In African and African American folklore, particularly within Hoodoo and Voodoo practices, the crossroads is famously associated with the figure of the trickster or the devil, where one might go to make pacts or gain supernatural knowledge. Similarly, in ancient Greek religion, crossroads were sacred to Hecate, the goddess of witchcraft and magic, who was believed to haunt these liminal spaces. The symbolism of the crossroads often embodies the idea of choice and destiny, representing pivotal moments in one's life where crucial decisions must be made. This enduring motif underscores the universal human experience of navigating critical junctures and seeking guidance at the intersections of our journeys.

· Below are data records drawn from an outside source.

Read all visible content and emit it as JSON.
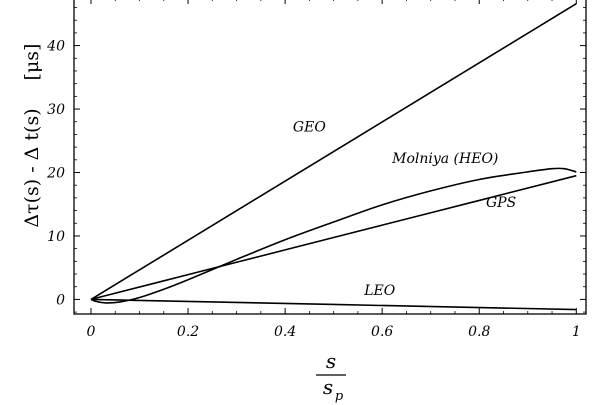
{
  "chart_data": {
    "type": "line",
    "title": "",
    "xlabel": {
      "numerator": "s",
      "denominator": "s",
      "denominator_subscript": "p"
    },
    "ylabel": "Δτ(s) - Δ t(s)",
    "yunit": "[μs]",
    "xlim": [
      -0.035,
      1.02
    ],
    "ylim": [
      -2.3,
      47.5
    ],
    "xticks": [
      0,
      0.2,
      0.4,
      0.6,
      0.8,
      1
    ],
    "xtick_labels": [
      "0",
      "0.2",
      "0.4",
      "0.6",
      "0.8",
      "1"
    ],
    "yticks": [
      0,
      10,
      20,
      30,
      40
    ],
    "ytick_labels": [
      "0",
      "10",
      "20",
      "30",
      "40"
    ],
    "grid": false,
    "legend": "none",
    "series": [
      {
        "name": "GEO",
        "x": [
          0,
          1
        ],
        "y": [
          0,
          46.6
        ]
      },
      {
        "name": "GPS",
        "x": [
          0,
          0.2,
          0.4,
          0.6,
          0.8,
          1
        ],
        "y": [
          0,
          3.9,
          7.8,
          11.7,
          15.6,
          19.5
        ]
      },
      {
        "name": "Molniya (HEO)",
        "x": [
          0,
          0.01,
          0.03,
          0.06,
          0.1,
          0.15,
          0.2,
          0.3,
          0.4,
          0.5,
          0.6,
          0.7,
          0.8,
          0.9,
          0.95,
          0.975,
          1.0
        ],
        "y": [
          0,
          -0.3,
          -0.55,
          -0.4,
          0.3,
          1.6,
          3.1,
          6.3,
          9.4,
          12.2,
          14.9,
          17.1,
          18.9,
          20.1,
          20.6,
          20.6,
          20.1
        ]
      },
      {
        "name": "LEO",
        "x": [
          0,
          1
        ],
        "y": [
          0,
          -1.6
        ]
      }
    ],
    "labels": [
      {
        "text": "GEO",
        "x": 0.45,
        "y": 26.5
      },
      {
        "text": "Molniya (HEO)",
        "x": 0.73,
        "y": 21.5
      },
      {
        "text": "GPS",
        "x": 0.845,
        "y": 14.6
      },
      {
        "text": "LEO",
        "x": 0.595,
        "y": 0.7
      }
    ]
  }
}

The upcoming American election is often described as a crossroads due to the significant choices facing the country on various critical issues, including the economy, healthcare, climate change, and social justice. Though not known at the time of this publication, the outcome of the election could steer national policies in markedly different directions, reflecting the divergent visions of the competing parties and candidates. As such, this election is a pivotal moment that could shape the trajectory of the United States and affect the world for years to come. We stand at a crossroads, both hopeful and cautious at the same time. We have been at a similar crossroads not too long ago, and our direction caught many off guard. The crossroads can do that.
At this crossroads, we encounter a multitude of perspectives, ideas, and possibilities. Each candidate represents a different vision for the country, offering diverse solutions to the challenges we face. This moment is also a point of encounter, where we come across friends, neighbors, and fellow citizens, each with their own hopes and concerns. It is a time of vigorous debate and discussion, where our collective values and priorities are tested and expressed. The crossroads symbolizes the meeting of past experiences and future aspirations, where we must consider the lessons of history and the promise of new possibilities.
As we stand at this pivotal juncture, we are reminded of the interconnectedness of our decisions. Those who are experiencing anxiety are imagining a dark future. They are deep in anticipatory grief yet what has been lost at this point? We do not yet know the outcome as I write these words. Our imagination takes us down roads which we have not traveled. We feel the weight of the future on our shoulders because this is a moment of profound responsibility, where the choices we make will shape the fabric of our society and the legacy we leave behind. But isn’t that true of every moment, every event?
Whatever we do next, we do it together. Let’s take each other’s hands and walk each other down the road to face what comes.
Two roads diverged in a yellow wood,
And sorry I could not travel both
And be one traveler, long I stood
And looked down one as far as I could
To where it bent in the undergrowth;
Then took the other, as just as fair,
And having perhaps the better claim,
Because it was grassy and wanted wear;
Though as for that the passing there
Had worn them really about the same,
And both that morning equally lay
In leaves no step had trodden black.
Oh, I kept the first for another day!
Yet knowing how way leads on to way,
I doubted if I should ever come back.
I shall be telling this with a sigh
Somewhere ages and ages hence:
Two roads diverged in a wood, and I—
I took the one less traveled by,
And that has made all the difference.